I had the worst time with fleas in my place in sf.

Spanx hold your uturus in place so the gov't can find it easily to be able to get all up in there!


§ ita § - Mar 09, 2012 8:24:12 am PST #25945 of 30001
Well not canonically, no, but this is transformative fiction.

I am not sure why some people are so sure Spanx are the Tool of The Man. Some things, apparently, can never be women's choices, never ever. And the category of compressing your torso falls into this danger danger Wilhemina Robinson zone.


Steph L. - Mar 09, 2012 8:30:36 am PST #25946 of 30001
I look more rad than Lutheranism

Yeah, I don't think Spanx are the Tool of the Man, but I needed to snark. Hence the comment about holding in the internal bits. (And what do I know? They might fall out. THEY MIGHT.)

I think there's societal pressure to look the way Spanx makes a body look, but that pressure comes from women as well as men. So: bad society! No cookie.


DavidS - Mar 09, 2012 8:37:16 am PST #25947 of 30001
"Look, son, if it's good enough for Shirley Bassey, it's good enough for you."

In the Mission, you see the men's clothing stores with the spanx-like undershirts advertised in the windows to tuck that magnificent gut up into a barrel chest.


DavidS - Mar 09, 2012 8:39:25 am PST #25948 of 30001
"Look, son, if it's good enough for Shirley Bassey, it's good enough for you."

Wow. Twenty-five year old cold case solved by DNA testing. It was the butler! No, actually, it was a cop in a lover's triangle.

It was Lazarus' own colleagues in the LAPD who resurrected the cold case killing and connected her with a combination of scientific evidence and old fashioned police work. Once they learned that the DNA was from a woman, they eliminated all other possible female suspects and began following Lazarus surreptitiously to collect her DNA.

On a shopping trip, they saw her discard a cup from which she had been drinking. They collected it and the DNA comparison convinced them. They had only to cross the hall and confront her. After a lengthy interview in which she denied guilt, they arrested her and took another DNA sample.

Her sterling police career and her life as she knew it were over.

Dude.

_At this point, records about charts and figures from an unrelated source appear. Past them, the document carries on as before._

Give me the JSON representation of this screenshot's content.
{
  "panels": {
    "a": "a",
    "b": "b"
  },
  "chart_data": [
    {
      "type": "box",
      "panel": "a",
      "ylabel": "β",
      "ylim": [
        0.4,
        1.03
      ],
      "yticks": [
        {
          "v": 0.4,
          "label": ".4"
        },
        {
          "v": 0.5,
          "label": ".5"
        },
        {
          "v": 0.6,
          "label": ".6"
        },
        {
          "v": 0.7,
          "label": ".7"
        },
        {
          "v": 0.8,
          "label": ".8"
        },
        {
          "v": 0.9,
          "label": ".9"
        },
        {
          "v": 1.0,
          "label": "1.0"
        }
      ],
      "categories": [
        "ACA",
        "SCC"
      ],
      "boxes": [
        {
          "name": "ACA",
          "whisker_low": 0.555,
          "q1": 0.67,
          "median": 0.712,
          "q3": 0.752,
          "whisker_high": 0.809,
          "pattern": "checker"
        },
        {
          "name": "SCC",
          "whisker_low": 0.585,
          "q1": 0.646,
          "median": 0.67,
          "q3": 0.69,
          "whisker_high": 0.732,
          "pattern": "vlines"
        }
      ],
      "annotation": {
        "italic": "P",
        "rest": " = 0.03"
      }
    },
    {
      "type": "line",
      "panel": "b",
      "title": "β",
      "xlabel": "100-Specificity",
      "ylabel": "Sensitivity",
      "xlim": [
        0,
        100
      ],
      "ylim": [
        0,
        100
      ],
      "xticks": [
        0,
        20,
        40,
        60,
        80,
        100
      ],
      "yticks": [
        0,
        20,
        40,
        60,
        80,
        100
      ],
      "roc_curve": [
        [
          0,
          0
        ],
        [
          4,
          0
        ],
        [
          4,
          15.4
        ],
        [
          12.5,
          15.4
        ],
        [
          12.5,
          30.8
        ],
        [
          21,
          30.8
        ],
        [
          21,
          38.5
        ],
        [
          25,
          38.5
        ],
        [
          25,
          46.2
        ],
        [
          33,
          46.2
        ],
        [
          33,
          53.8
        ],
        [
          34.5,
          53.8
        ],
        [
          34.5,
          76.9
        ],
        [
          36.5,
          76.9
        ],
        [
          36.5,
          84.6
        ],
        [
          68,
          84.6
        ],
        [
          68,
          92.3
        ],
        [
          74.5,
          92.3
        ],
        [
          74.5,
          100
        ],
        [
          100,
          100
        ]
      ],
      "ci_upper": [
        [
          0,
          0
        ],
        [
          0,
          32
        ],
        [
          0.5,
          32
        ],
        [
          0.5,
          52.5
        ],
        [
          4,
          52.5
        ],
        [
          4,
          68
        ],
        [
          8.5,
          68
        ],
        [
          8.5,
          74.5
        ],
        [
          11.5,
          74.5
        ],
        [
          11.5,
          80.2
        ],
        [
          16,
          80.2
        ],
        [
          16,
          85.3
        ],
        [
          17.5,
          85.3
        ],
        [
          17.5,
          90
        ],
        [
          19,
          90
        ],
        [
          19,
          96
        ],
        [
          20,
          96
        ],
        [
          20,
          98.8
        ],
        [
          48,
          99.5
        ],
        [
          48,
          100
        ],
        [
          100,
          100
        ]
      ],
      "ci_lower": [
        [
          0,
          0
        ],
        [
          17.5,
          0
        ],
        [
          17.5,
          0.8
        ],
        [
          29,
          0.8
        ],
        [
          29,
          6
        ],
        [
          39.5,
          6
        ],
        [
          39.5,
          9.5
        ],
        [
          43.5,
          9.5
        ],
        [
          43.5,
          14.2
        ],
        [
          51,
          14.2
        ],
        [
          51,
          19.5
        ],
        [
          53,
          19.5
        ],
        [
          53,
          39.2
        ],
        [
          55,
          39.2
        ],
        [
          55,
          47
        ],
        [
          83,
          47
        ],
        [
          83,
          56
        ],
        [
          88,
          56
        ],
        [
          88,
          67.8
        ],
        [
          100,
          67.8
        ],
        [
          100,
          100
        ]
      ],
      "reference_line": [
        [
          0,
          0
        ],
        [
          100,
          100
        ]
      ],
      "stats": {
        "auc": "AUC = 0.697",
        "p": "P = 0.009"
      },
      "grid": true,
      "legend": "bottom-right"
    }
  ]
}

And her name was Lazarus. How anvilicious.


Jesse - Mar 09, 2012 8:51:13 am PST #25949 of 30001
Sometimes I trip on how happy we could be.

One of my early lessons in class or something: Lice went around like crazy in the academic-class circles I traveled in as a kid, and almost not at all in the more working-class ones. So who knows what's up with lice? NOT ME, MAN.

Now I have to scratch my head.


Zenkitty - Mar 09, 2012 8:51:33 am PST #25950 of 30001
Every now and then, I think I might actually be a little odd.

I disbelieve in the power of Spanx.


lisah - Mar 09, 2012 9:10:52 am PST #25951 of 30001
Punishingly Intricate

love spanx tights! They hold up really well. I have had spanx fishnets that have lasted me years and years.


Steph L. - Mar 09, 2012 9:12:26 am PST #25952 of 30001
I look more rad than Lutheranism

And I bet your uterus is still right where it should be!


Jesse - Mar 09, 2012 9:12:52 am PST #25953 of 30001
Sometimes I trip on how happy we could be.

Dammit! I was just rewarding myself for sending off a draft of one thing, when my boss comes in to ask about the thing I keep forgetting about! I guess at least she didn't ask about the thing I'm avoiding on purpose?

Also, randomly, I'm wearing an argyle sweater (I don't usually wear patterns at all) with a push-up bra under it, so I am Very Conscious of my boobs today. Hello there!